I became curious about this while doing homework, although the homework doesn't ask these questions. From my experiments with various (eigen)subspaces, it appears that if the subspaces are orthogonal, then the distance will be 1. There should be a very simple explanation for that, although I don't have time to work it out right now (something to do with $\sin\theta = 1$ ?). Orthogonality is not a necessary condition, however. For example, subspaces with the following bases have a distance of 1.
$$  \begin{align*} V_1 &= \left[ \begin{array}{rr} -1 & -1 \\ 1 & 0 \\ 0 & 1 \\ 0 & 0 \end{array} \right] \\
V_2 &= \left[\begin{array}{r} -2 \\ 4 \\ 1 \\ 2\end{array}\right] \end{align*} $$
My math background is limited and my linear algebra is rusty. This question should be trivial for someone with an intuitive grasp of the matrix norm, which I lack (but want to acquire). Thanks.
 A: 
if the subspaces are orthogonal, then the distance will be 1. 

This is true. In fact, a more general statement is true: if one of subspaces contains a vector orthogonal to the other subspace, then the distance is $1$. Indeed, if $x\in V_1\cap V_2^\perp$, then $P_1x=x$ and $P_2x=0$, hence $\|(P_1-P_2)x\|=\|x\|$. 

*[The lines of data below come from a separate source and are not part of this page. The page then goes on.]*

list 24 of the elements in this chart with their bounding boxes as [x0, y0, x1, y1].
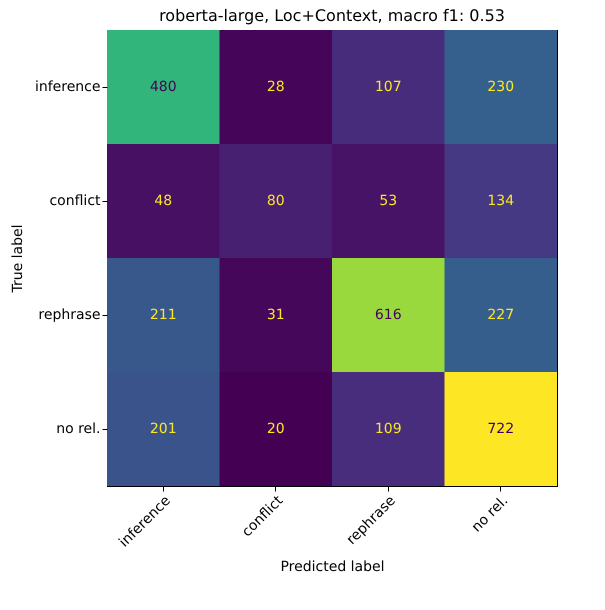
data-label: 48 [154, 193, 172, 209]
data-label: 722 [487, 421, 514, 437]
y-tick-label: inference [34, 79, 100, 95]
data-label: 107 [374, 79, 402, 95]
y-tick-label: rephrase [38, 307, 100, 323]
data-label: 20 [266, 421, 285, 437]
data-label: 109 [374, 421, 402, 437]
data-label: 28 [266, 79, 285, 95]
data-label: 31 [266, 307, 285, 323]
x-axis-title: Predicted label [280, 558, 385, 575]
data-label: 80 [266, 193, 285, 209]
y-tick-label: conflict [49, 193, 102, 209]
data-label: 480 [150, 79, 177, 95]
x-tick-label: no rel. [468, 492, 512, 536]
data-label: 230 [487, 79, 514, 95]
data-label: 53 [379, 193, 398, 209]
data-label: 134 [487, 193, 514, 209]
chart-title: roberta-large, Loc+Context, macro f1: 0.53 [159, 6, 505, 25]
y-tick-label: no rel. [56, 421, 100, 437]
data-label: 211 [150, 307, 177, 323]
data-label: 227 [487, 307, 514, 323]
data-label: 201 [150, 421, 177, 437]
data-label: 616 [374, 307, 402, 323]
y-axis-title: True label [10, 224, 26, 294]
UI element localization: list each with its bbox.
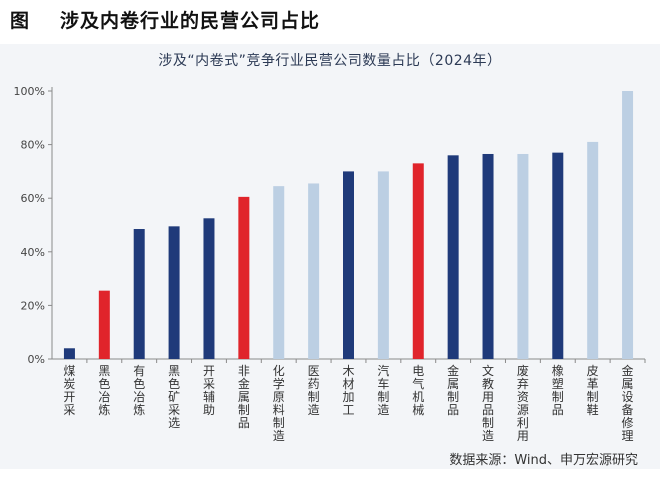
- x-tick-label: 电气机械: [412, 364, 424, 417]
- chart-title: 涉及“内卷式”竞争行业民营公司数量占比（2024年）: [158, 53, 502, 69]
- bar: [98, 290, 110, 359]
- x-tick-label: 橡塑制品: [552, 364, 564, 417]
- bar: [587, 141, 599, 359]
- x-tick-label: 皮革制鞋: [587, 364, 599, 417]
- x-tick-label: 开采辅助: [203, 364, 215, 417]
- x-tick-label: 金属设备修理: [622, 363, 634, 443]
- y-tick-label: 0%: [28, 353, 45, 366]
- x-tick-label: 煤炭开采: [63, 364, 75, 417]
- bar: [517, 153, 529, 359]
- bar: [168, 226, 180, 359]
- x-tick-label: 木材加工: [342, 364, 354, 417]
- y-tick-label: 20%: [21, 299, 45, 312]
- x-tick-label: 化学原料制造: [273, 364, 285, 443]
- y-tick-label: 100%: [14, 85, 45, 98]
- bar: [203, 218, 215, 359]
- bar: [273, 186, 285, 359]
- bar: [133, 229, 145, 359]
- figure-caption: 图 涉及内卷行业的民营公司占比: [10, 4, 320, 38]
- bar: [377, 171, 389, 359]
- x-tick-label: 医药制造: [308, 364, 320, 417]
- bar: [482, 153, 494, 359]
- y-tick-label: 40%: [21, 246, 45, 259]
- bar: [238, 196, 250, 359]
- x-tick-label: 汽车制造: [377, 363, 389, 417]
- x-tick-label: 废弃资源利用: [517, 363, 529, 443]
- y-tick-label: 80%: [21, 139, 45, 152]
- figure-label: 图: [10, 10, 31, 32]
- bar: [343, 171, 354, 359]
- figure-title: 涉及内卷行业的民营公司占比: [60, 10, 321, 32]
- y-tick-label: 60%: [21, 192, 45, 205]
- bar: [552, 152, 564, 359]
- x-tick-label: 黑色冶炼: [98, 364, 110, 417]
- x-tick-label: 黑色矿采选: [168, 364, 180, 430]
- x-tick-label: 金属制品: [447, 363, 459, 417]
- bar: [622, 91, 634, 359]
- chart-panel: [0, 44, 660, 469]
- x-tick-label: 有色冶炼: [133, 364, 145, 417]
- bar: [308, 183, 320, 359]
- bar: [412, 163, 424, 359]
- bar: [447, 155, 459, 359]
- x-tick-label: 文教用品制造: [482, 363, 494, 443]
- bar: [63, 348, 75, 359]
- x-tick-label: 非金属制品: [238, 364, 250, 430]
- source-note: 数据来源：Wind、申万宏源研究: [449, 453, 638, 468]
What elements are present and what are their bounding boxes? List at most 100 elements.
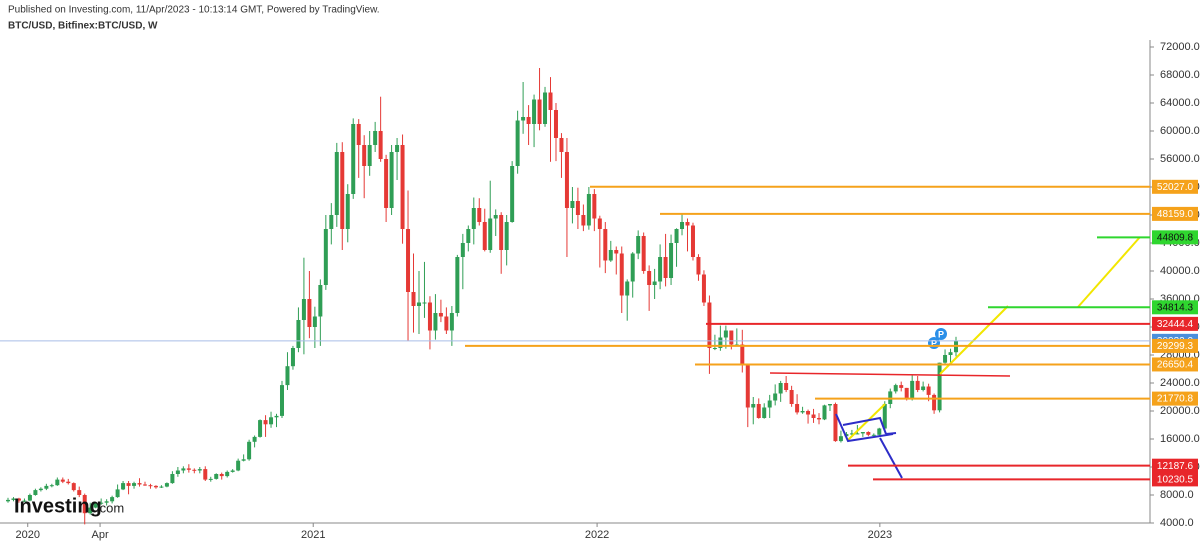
candle-body xyxy=(192,469,197,471)
candle-body xyxy=(570,201,575,208)
candle-body xyxy=(11,498,16,500)
candle-body xyxy=(756,404,761,418)
trend-line xyxy=(769,372,1011,377)
candle-body xyxy=(860,432,865,434)
candle-body xyxy=(296,320,301,348)
candle-body xyxy=(553,110,558,138)
candle-body xyxy=(241,459,246,461)
candle-body xyxy=(559,138,564,152)
candle-body xyxy=(822,405,827,420)
candle-body xyxy=(712,348,717,349)
candle-body xyxy=(619,253,624,296)
candle-body xyxy=(504,222,509,250)
level-label-box xyxy=(1152,316,1198,331)
candle-body xyxy=(817,418,822,420)
candle-body xyxy=(6,499,11,502)
candle-body xyxy=(532,99,537,124)
candle-body xyxy=(263,420,268,425)
candle-body xyxy=(153,485,158,488)
level-label-box xyxy=(1152,391,1198,406)
candle-body xyxy=(718,337,723,348)
candle-body xyxy=(871,434,876,436)
candle-body xyxy=(778,383,783,394)
level-label: 26650.4 xyxy=(1157,360,1194,371)
candle-body xyxy=(345,194,350,229)
candle-body xyxy=(833,404,838,442)
candle-body xyxy=(751,404,756,408)
candle-body xyxy=(493,215,498,219)
candle-body xyxy=(701,274,706,303)
candle-body xyxy=(367,145,372,166)
candle-body xyxy=(400,145,405,229)
candle-body xyxy=(340,152,345,229)
candle-body xyxy=(33,490,38,495)
candle-body xyxy=(904,387,909,400)
candle-body xyxy=(800,411,805,413)
candle-body xyxy=(669,243,674,278)
candle-body xyxy=(838,436,843,442)
candle-body xyxy=(121,483,126,490)
candle-body xyxy=(685,222,690,226)
candle-body xyxy=(806,411,811,415)
candle-body xyxy=(55,479,60,486)
y-tick-label: 64000.0 xyxy=(1160,97,1200,109)
candle-body xyxy=(937,362,942,411)
candle-body xyxy=(175,470,180,474)
x-tick-label: 2023 xyxy=(868,529,892,541)
channel-line xyxy=(879,437,903,479)
candle-body xyxy=(362,145,367,166)
candle-body xyxy=(641,236,646,271)
candle-body xyxy=(247,441,252,460)
channel-line xyxy=(842,416,887,435)
candle-body xyxy=(197,469,202,471)
candle-body xyxy=(515,120,520,166)
candle-body xyxy=(592,194,597,219)
candle-body xyxy=(767,400,772,408)
candle-body xyxy=(910,380,915,400)
candle-body xyxy=(142,484,147,486)
candle-body xyxy=(745,365,750,408)
candle-body xyxy=(230,470,235,472)
channel-line xyxy=(885,432,897,435)
candle-body xyxy=(597,218,602,229)
candle-body xyxy=(948,352,953,355)
candle-body xyxy=(406,229,411,292)
projection-line xyxy=(939,305,1009,375)
candle-body xyxy=(510,166,515,222)
candle-body xyxy=(926,386,931,395)
candle-body xyxy=(690,225,695,257)
candle-body xyxy=(795,404,800,413)
y-tick-label: 68000.0 xyxy=(1160,69,1200,81)
candle-body xyxy=(773,393,778,401)
candle-body xyxy=(214,474,219,479)
level-label: 21770.8 xyxy=(1157,394,1194,405)
candle-body xyxy=(499,215,504,250)
candle-body xyxy=(811,414,816,418)
candle-body xyxy=(373,131,378,145)
candle-body xyxy=(521,117,526,121)
candle-body xyxy=(351,124,356,194)
candle-body xyxy=(164,483,169,487)
candle-body xyxy=(663,257,668,278)
level-label: 12187.6 xyxy=(1157,461,1194,472)
candle-body xyxy=(625,281,630,296)
candle-body xyxy=(849,433,854,435)
candle-body xyxy=(789,390,794,404)
candle-body xyxy=(170,474,175,484)
candle-body xyxy=(356,124,361,145)
level-label-box xyxy=(1152,300,1198,315)
candle-body xyxy=(77,490,82,495)
candle-body xyxy=(696,257,701,275)
candle-body xyxy=(438,313,443,317)
candle-body xyxy=(132,483,137,486)
candle-body xyxy=(707,302,712,348)
level-label: 48159.0 xyxy=(1157,209,1194,220)
candle-body xyxy=(449,313,454,331)
candle-body xyxy=(564,152,569,208)
candle-body xyxy=(899,385,904,388)
candle-body xyxy=(137,483,142,485)
projection-line xyxy=(847,403,886,441)
candle-body xyxy=(652,281,657,285)
level-label: 29299.3 xyxy=(1157,341,1194,352)
candle-body xyxy=(225,471,230,477)
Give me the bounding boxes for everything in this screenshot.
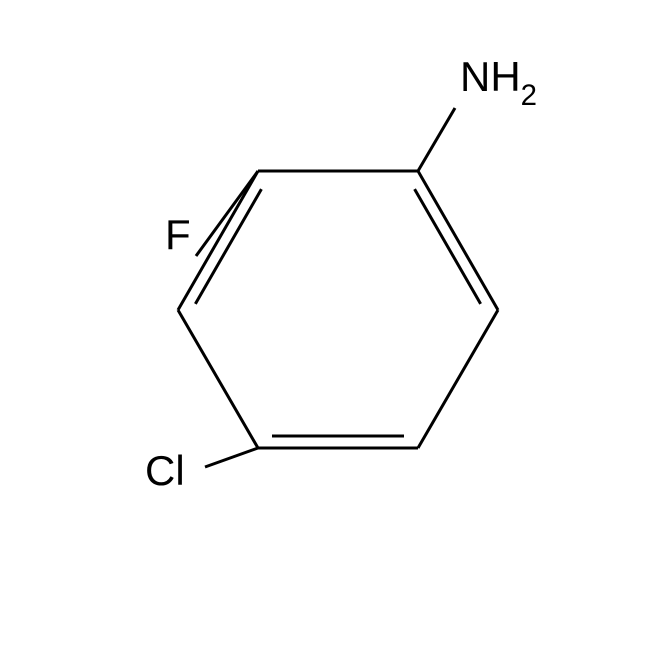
molecule-canvas: NH2 F Cl	[0, 0, 650, 650]
chlorine-text: Cl	[145, 447, 185, 494]
amine-text-main: NH	[460, 53, 521, 100]
fluorine-label: F	[165, 211, 191, 259]
fluorine-text: F	[165, 211, 191, 258]
amine-label: NH2	[460, 53, 537, 108]
amine-text-sub: 2	[521, 79, 537, 112]
bond-layer	[0, 0, 650, 650]
chlorine-label: Cl	[145, 447, 185, 495]
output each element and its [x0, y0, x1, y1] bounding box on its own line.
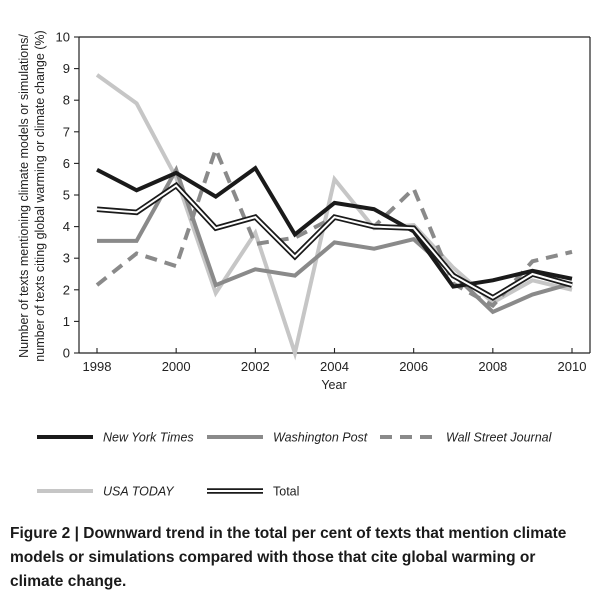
legend-wall-street-journal-label: Wall Street Journal: [446, 431, 553, 445]
y-tick-label: 0: [63, 346, 70, 361]
y-tick-label: 4: [63, 219, 70, 234]
y-tick-label: 2: [63, 282, 70, 297]
x-tick-label: 2010: [558, 359, 587, 374]
legend-washington-post-label: Washington Post: [273, 431, 368, 445]
x-tick-label: 1998: [83, 359, 112, 374]
y-axis-title: Number of texts mentioning climate model…: [17, 30, 47, 361]
line-chart: 0 1 2 3 4 5 6 7 8 9 10 1998 2000 2002 2004 2006 2008 201…: [17, 30, 591, 499]
x-tick-label: 2004: [320, 359, 349, 374]
y-tick-label: 3: [63, 251, 70, 266]
series-usa-today-line: [95, 73, 573, 361]
series-total-line-inner: [96, 184, 573, 299]
legend-wall-street-journal: Wall Street Journal: [380, 431, 553, 445]
y-tick-label: 6: [63, 156, 70, 171]
y-axis-title-line: number of texts citing global warming or…: [33, 30, 47, 361]
series-layer: [95, 73, 573, 361]
y-tick-label: 7: [63, 124, 70, 139]
x-axis-title: Year: [321, 378, 346, 392]
figure-caption-label: Figure 2 |: [10, 525, 84, 542]
y-ticks: 0 1 2 3 4 5 6 7 8 9 10: [56, 30, 79, 361]
legend-usa-today-label: USA TODAY: [103, 485, 175, 499]
figure-caption: Figure 2 | Downward trend in the total p…: [10, 522, 590, 594]
axes: [78, 36, 591, 354]
series-new-york-times-line: [96, 165, 573, 289]
legend-new-york-times-label: New York Times: [103, 431, 194, 445]
x-tick-label: 2002: [241, 359, 270, 374]
y-tick-label: 8: [63, 93, 70, 108]
x-tick-label: 2006: [399, 359, 428, 374]
y-axis-title-line: Number of texts mentioning climate model…: [17, 34, 31, 358]
legend-total-label: Total: [273, 485, 299, 499]
series-wall-street-journal-line: [95, 143, 573, 309]
y-tick-label: 10: [56, 30, 70, 45]
legend-usa-today: USA TODAY: [37, 485, 175, 499]
y-tick-label: 9: [63, 61, 70, 76]
svg-text:Number of texts mentioning cli: Number of texts mentioning climate model…: [17, 30, 47, 361]
legend-washington-post: Washington Post: [207, 431, 368, 445]
legend: New York Times Washington Post Wall Street…: [37, 431, 553, 499]
x-tick-label: 2000: [162, 359, 191, 374]
legend-total: Total: [207, 485, 299, 499]
figure-caption-text: Downward trend in the total per cent of …: [10, 525, 567, 590]
x-tick-label: 2008: [478, 359, 507, 374]
y-tick-label: 5: [63, 188, 70, 203]
legend-new-york-times: New York Times: [37, 431, 194, 445]
x-ticks: 1998 2000 2002 2004 2006 2008 2010: [83, 348, 587, 374]
y-tick-label: 1: [63, 314, 70, 329]
series-washington-post-line: [97, 164, 573, 315]
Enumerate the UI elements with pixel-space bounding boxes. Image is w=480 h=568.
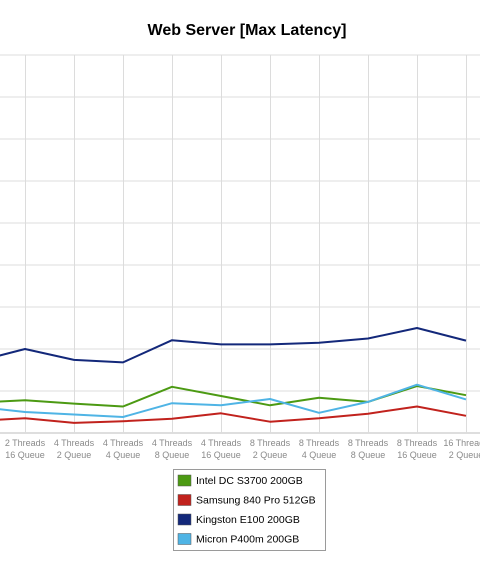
- x-tick-label: 4 Threads 8 Queue: [152, 438, 193, 460]
- legend-swatch: [177, 494, 192, 506]
- series-line: [0, 383, 467, 418]
- x-tick-label: 8 Threads 8 Queue: [348, 438, 389, 460]
- x-tick-label: 2 Threads 16 Queue: [5, 438, 46, 460]
- chart-title: Web Server [Max Latency]: [148, 22, 347, 39]
- legend-label: Micron P400m 200GB: [196, 534, 299, 546]
- series-line: [0, 405, 467, 424]
- x-tick-label: 8 Threads 4 Queue: [299, 438, 340, 460]
- series-line: [0, 327, 467, 364]
- x-tick-label: 4 Threads 4 Queue: [103, 438, 144, 460]
- x-tick-label: 8 Threads 16 Queue: [397, 438, 438, 460]
- legend-box: [173, 469, 326, 551]
- legend-label: Intel DC S3700 200GB: [196, 475, 303, 487]
- legend: Intel DC S3700 200GB Samsung 840 Pro 512G…: [173, 469, 326, 551]
- x-tick-label: 4 Threads 2 Queue: [54, 438, 95, 460]
- series-lines: [0, 327, 467, 424]
- legend-label: Samsung 840 Pro 512GB: [196, 495, 316, 507]
- x-tick-label: 8 Threads 2 Queue: [250, 438, 291, 460]
- x-tick-label: 4 Threads 16 Queue: [201, 438, 242, 460]
- legend-swatch: [177, 474, 192, 487]
- legend-label: Kingston E100 200GB: [196, 514, 300, 526]
- legend-swatch: [177, 513, 192, 526]
- legend-swatch: [177, 533, 192, 545]
- grid: [0, 54, 480, 434]
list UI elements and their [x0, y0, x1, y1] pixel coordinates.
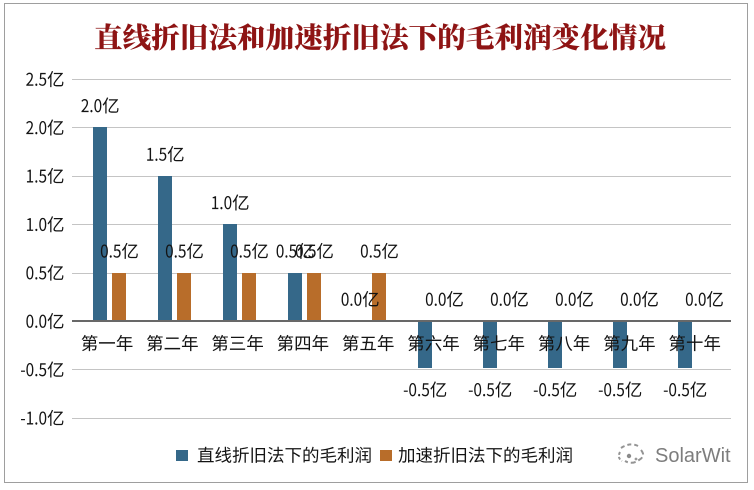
- svg-text:SolarWit: SolarWit: [655, 445, 731, 467]
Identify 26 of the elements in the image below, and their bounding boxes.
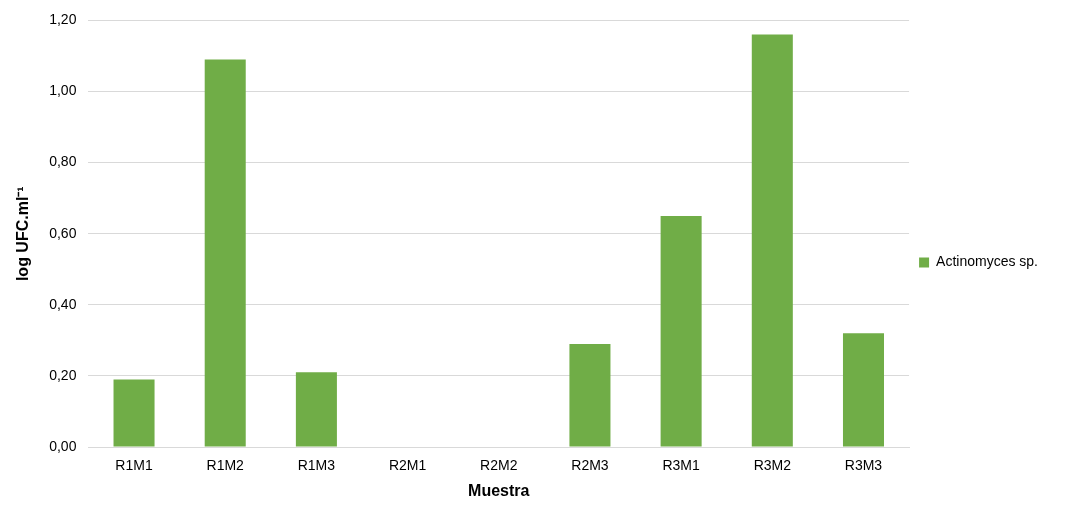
legend-label: Actinomyces sp.	[936, 253, 1039, 270]
y-tick-label: 0,40	[49, 295, 77, 312]
x-tick-label: R1M2	[206, 457, 245, 474]
y-tick-label: 1,20	[49, 11, 77, 28]
x-tick-label: R3M3	[844, 457, 883, 474]
x-tick-label: R1M3	[297, 457, 336, 474]
x-tick-label: R1M1	[115, 457, 153, 474]
y-axis-title: log UFC.ml⁻¹	[14, 186, 32, 282]
y-tick-label: 1,00	[49, 82, 77, 99]
x-tick-label: R3M2	[753, 457, 792, 474]
bar	[842, 333, 884, 447]
bar	[751, 34, 793, 447]
bar	[569, 343, 611, 447]
bar	[113, 379, 155, 447]
y-tick-label: 0,80	[49, 153, 77, 170]
y-tick-label: 0,00	[49, 437, 77, 454]
bar	[660, 215, 702, 447]
x-tick-label: R3M1	[662, 457, 700, 474]
x-tick-label: R2M1	[388, 457, 427, 474]
y-tick-label: 0,20	[49, 366, 77, 383]
x-tick-label: R2M2	[480, 457, 518, 474]
x-axis-title: Muestra	[468, 481, 530, 499]
bar	[295, 372, 337, 447]
y-tick-label: 0,60	[49, 224, 77, 241]
bar	[204, 59, 246, 447]
x-tick-label: R2M3	[571, 457, 609, 474]
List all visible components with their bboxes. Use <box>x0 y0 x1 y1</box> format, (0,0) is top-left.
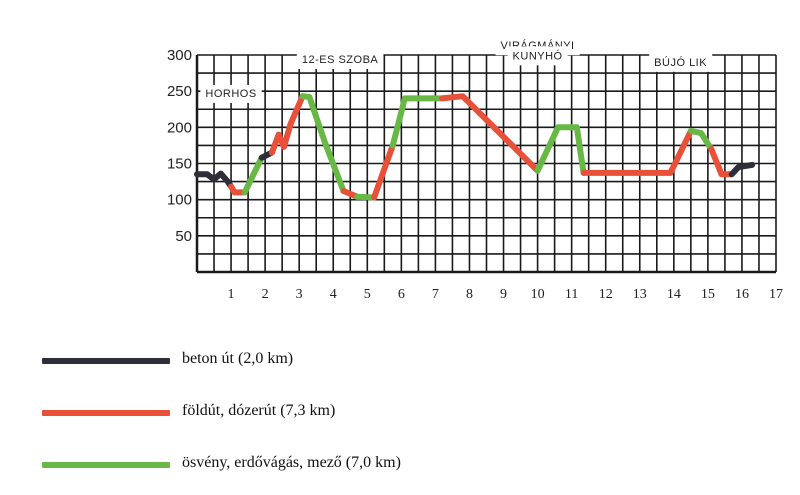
route-segment-osveny <box>534 124 587 176</box>
place-label: KUNYHÓ <box>507 46 568 66</box>
chart-grid <box>195 54 777 274</box>
y-tick-label: 200 <box>167 119 192 136</box>
legend-label-foldut: földút, dózerút (7,3 km) <box>182 402 336 419</box>
route-segment-osveny <box>389 95 446 149</box>
x-tick-label: 16 <box>735 287 749 302</box>
route-segment-foldut <box>708 146 735 178</box>
route-segment-foldut <box>439 93 541 174</box>
place-label-text: 12-ES SZOBA <box>302 54 379 66</box>
x-tick-label: 4 <box>330 287 337 302</box>
x-tick-label: 11 <box>565 287 578 302</box>
y-tick-label: 50 <box>175 228 192 245</box>
x-tick-label: 2 <box>262 287 269 302</box>
route-segment-foldut <box>580 127 694 176</box>
x-tick-label: 7 <box>432 287 439 302</box>
place-label: BÚJÓ LIK <box>649 52 713 72</box>
x-tick-label: 9 <box>500 287 507 302</box>
route-segment-osveny <box>241 154 265 196</box>
place-label-backdrop <box>649 52 713 72</box>
x-tick-label: 17 <box>769 287 783 302</box>
x-tick-label: 5 <box>364 287 371 302</box>
place-label-backdrop <box>296 50 384 69</box>
x-tick-label: 10 <box>531 287 545 302</box>
x-tick-label: 6 <box>398 287 405 302</box>
legend-label-beton: beton út (2,0 km) <box>182 350 294 367</box>
x-tick-label: 12 <box>599 287 613 302</box>
place-label-backdrop <box>507 46 568 66</box>
place-label-text: HORHOS <box>205 88 256 100</box>
route-segment-foldut <box>371 142 396 201</box>
x-tick-label: 3 <box>296 287 303 302</box>
y-tick-label: 100 <box>167 192 192 209</box>
legend-swatch-beton <box>42 358 170 364</box>
route-profile <box>194 93 756 201</box>
route-segment-beton <box>194 170 235 190</box>
y-tick-label: 250 <box>167 83 192 100</box>
x-tick-label: 1 <box>228 287 235 302</box>
legend-swatch-foldut <box>42 410 170 416</box>
x-tick-label: 14 <box>667 287 681 302</box>
legend-label-osveny: ösvény, erdővágás, mező (7,0 km) <box>182 454 401 471</box>
x-tick-label: 15 <box>701 287 715 302</box>
x-tick-labels: 1 2 3 4 5 6 7 8 9 10 11 12 13 14 15 16 17 <box>228 287 783 302</box>
route-segment-osveny <box>299 93 347 194</box>
place-label: HORHOS <box>200 84 262 103</box>
place-label-text: KUNYHÓ <box>513 49 563 62</box>
x-tick-label: 13 <box>633 287 647 302</box>
y-tick-label: 150 <box>167 156 192 173</box>
y-tick-labels: 50 100 150 200 250 300 <box>167 47 192 245</box>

In particular, if $V_1$ and $V_2$ have different dimensions, then the distance is $1$, because at least one of two intersections $V_1\cap V_2^\perp$ and $V_1^\perp\cap V_2 $ will be nonempty for dimension-counting reasons. 
Eigenspaces of a symmetric matrix are orthogonal, so the distance between them is $1$
The converse is also true: if the distance is $1$, then one of subspaces contains a vector orthogonal to the other. This is more transparent in another, equivalent, description of the distance: it is the Hausdorff distance between $V_1\cap B$ and $V_2\cap B$, where $B$ is the closed unit ball.
The lecture notes by 
Ming-Hsuan Yang ("EECS 275 Matrix Computation") have more relevant facts and applications.